Create a pipeline to score different machine learning models with scikit-learn
After the initial data exploration I would like to get a quick gauge on what model would be best for the problem at hand.
A rough estimate helps in narrowing which machine-learning model to use and tune later. It helps to get a sense on how effective perspective algorithms will be.
The goal is to get a big picture overview.
How to Write a Pipeline to Score Different Models
- Prep
I assume that you have a dataset with features (X
) and target labels (y
).
Import the models you want to score.
- Create preprocessing pipeline
from sklearn.preprocessing import StandardScaler
from sklearn.decomposition import TruncatedSVD
from sklearn.pipeline import FeatureUnion, Pipeline
# Create features union
# Standardizes feature matrix, uses TSVD, then selects 6 best features
features = [('standardize', StandardScaler()),
('tsvd', TruncatedSVD(n_components=tsvd_components))]

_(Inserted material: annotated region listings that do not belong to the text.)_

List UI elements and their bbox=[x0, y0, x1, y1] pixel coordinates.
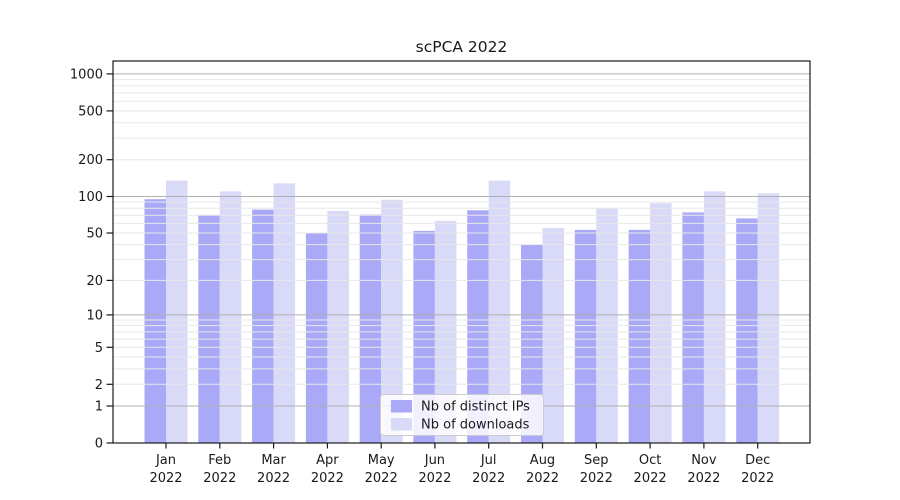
bar-distinct-ips-jun bbox=[413, 230, 435, 443]
x-axis-tick-label-year: 2022 bbox=[418, 471, 451, 486]
x-axis-tick-label-month: Aug bbox=[530, 453, 555, 468]
x-axis-tick-label-month: Dec bbox=[745, 453, 770, 468]
x-axis-tick-label-year: 2022 bbox=[365, 471, 398, 486]
x-axis-tick-label-month: Jun bbox=[424, 453, 445, 468]
bar-downloads-jul bbox=[488, 180, 511, 443]
y-axis-tick-label: 10 bbox=[86, 308, 103, 323]
bar-downloads-oct bbox=[650, 203, 672, 443]
x-axis-tick-label-month: Sep bbox=[584, 453, 609, 468]
plot-frame bbox=[112, 60, 811, 444]
bar-distinct-ips-jul bbox=[467, 210, 489, 443]
bar-distinct-ips-apr bbox=[305, 233, 328, 443]
x-axis-tick-label-year: 2022 bbox=[741, 471, 774, 486]
bar-downloads-apr bbox=[327, 211, 349, 443]
legend-swatch-downloads bbox=[391, 418, 412, 431]
bar-downloads-jan bbox=[166, 180, 188, 443]
grid-layer bbox=[113, 73, 810, 407]
x-axis-tick-label-year: 2022 bbox=[472, 471, 505, 486]
x-axis-tick-label-year: 2022 bbox=[203, 471, 236, 486]
x-axis-tick-label-month: Jul bbox=[480, 453, 497, 468]
bar-distinct-ips-sep bbox=[574, 229, 597, 443]
bar-distinct-ips-nov bbox=[682, 212, 704, 443]
bar-downloads-aug bbox=[542, 228, 564, 443]
bar-downloads-nov bbox=[703, 191, 726, 443]
x-axis-tick-label-month: Feb bbox=[208, 453, 231, 468]
bar-distinct-ips-oct bbox=[628, 229, 651, 443]
bar-distinct-ips-aug bbox=[521, 244, 543, 443]
x-axis-tick-label-year: 2022 bbox=[257, 471, 290, 486]
legend-swatch-distinct-ips bbox=[391, 400, 412, 413]
bar-downloads-may bbox=[381, 199, 403, 443]
x-axis-tick-label-year: 2022 bbox=[634, 471, 667, 486]
x-axis-tick-label-year: 2022 bbox=[526, 471, 559, 486]
y-axis-tick-label: 2 bbox=[95, 378, 103, 393]
y-axis-tick-label: 1 bbox=[95, 400, 103, 415]
x-axis-tick-label-month: May bbox=[368, 453, 395, 468]
bar-downloads-mar bbox=[273, 183, 296, 443]
bar-downloads-dec bbox=[757, 193, 780, 443]
legend-label-downloads: Nb of downloads bbox=[421, 418, 530, 433]
x-axis-tick-label-year: 2022 bbox=[687, 471, 720, 486]
x-axis-tick-label-month: Oct bbox=[639, 453, 661, 468]
x-axis-tick-label-year: 2022 bbox=[149, 471, 182, 486]
bar-distinct-ips-may bbox=[359, 214, 382, 443]
y-axis-tick-label: 0 bbox=[95, 437, 103, 452]
legend-label-distinct-ips: Nb of distinct IPs bbox=[421, 400, 530, 415]
x-axis-tick-label-month: Nov bbox=[691, 453, 717, 468]
y-axis-tick-label: 50 bbox=[86, 227, 103, 242]
x-axis-tick-label-year: 2022 bbox=[580, 471, 613, 486]
bar-distinct-ips-jan bbox=[144, 199, 166, 443]
bars-layer bbox=[144, 180, 780, 443]
x-axis-tick-label-year: 2022 bbox=[311, 471, 344, 486]
axes-layer: 0 1 2 5 10 20 50 100 200 500 1000 Jan 2022 Feb 2022 Mar… bbox=[70, 67, 774, 486]
y-axis-tick-label: 1000 bbox=[70, 67, 103, 82]
x-axis-tick-label-month: Apr bbox=[316, 453, 339, 468]
y-axis-tick-label: 500 bbox=[78, 104, 103, 119]
bar-distinct-ips-dec bbox=[736, 218, 758, 443]
bar-downloads-feb bbox=[219, 191, 242, 443]
legend-box bbox=[380, 394, 544, 436]
y-axis-tick-label: 20 bbox=[86, 274, 103, 289]
chart-title: scPCA 2022 bbox=[416, 38, 508, 56]
x-axis-tick-label-month: Jan bbox=[155, 453, 176, 468]
y-axis-tick-label: 5 bbox=[95, 341, 103, 356]
bar-distinct-ips-feb bbox=[198, 215, 220, 443]
y-axis-tick-label: 100 bbox=[78, 190, 103, 205]
legend: Nb of distinct IPs Nb of downloads bbox=[380, 394, 544, 436]
y-axis-tick-label: 200 bbox=[78, 153, 103, 168]
x-axis-tick-label-month: Mar bbox=[261, 453, 286, 468]
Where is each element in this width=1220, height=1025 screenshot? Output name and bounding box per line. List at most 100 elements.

feature_union = FeatureUnion(features)
- Create models pipeline
Now combine the feature_union
pipeline with a scikit-learn.
# Create pipeline
# combines feature union with scikit-learn estimator
# Logistic Regression
estimators_log_r = [('feature_union', feature_union),
('logistic', LogisticRegression(random_state=42))]
model_log_r = Pipeline(estimators_log_r)
# SVC
estimators_svc = [('feature_union', feature_union),
('svc', SVC(probability=True, random_state=42))]
model_svc = Pipeline(estimators_svc)
# Random Forest
estimators_rf = [('feature_union', feature_union),
('rf', RandomForestClassifier(n_jobs=-1, random_state=42))]
model_rf = Pipeline(estimators_rf)
models = {'Logistic_Regression': model_log_r,
'SVC': model_svc,
'Random_Forest_C': model_rf}
- Score models
from sklearn.model_selection import cross_val_score
scores = {name: cross_val_score(model, X, y) for name, model in models.items()}
Now you have a dictionary that contains the validation scores from cross_val_score
for each scikit-learn estimator.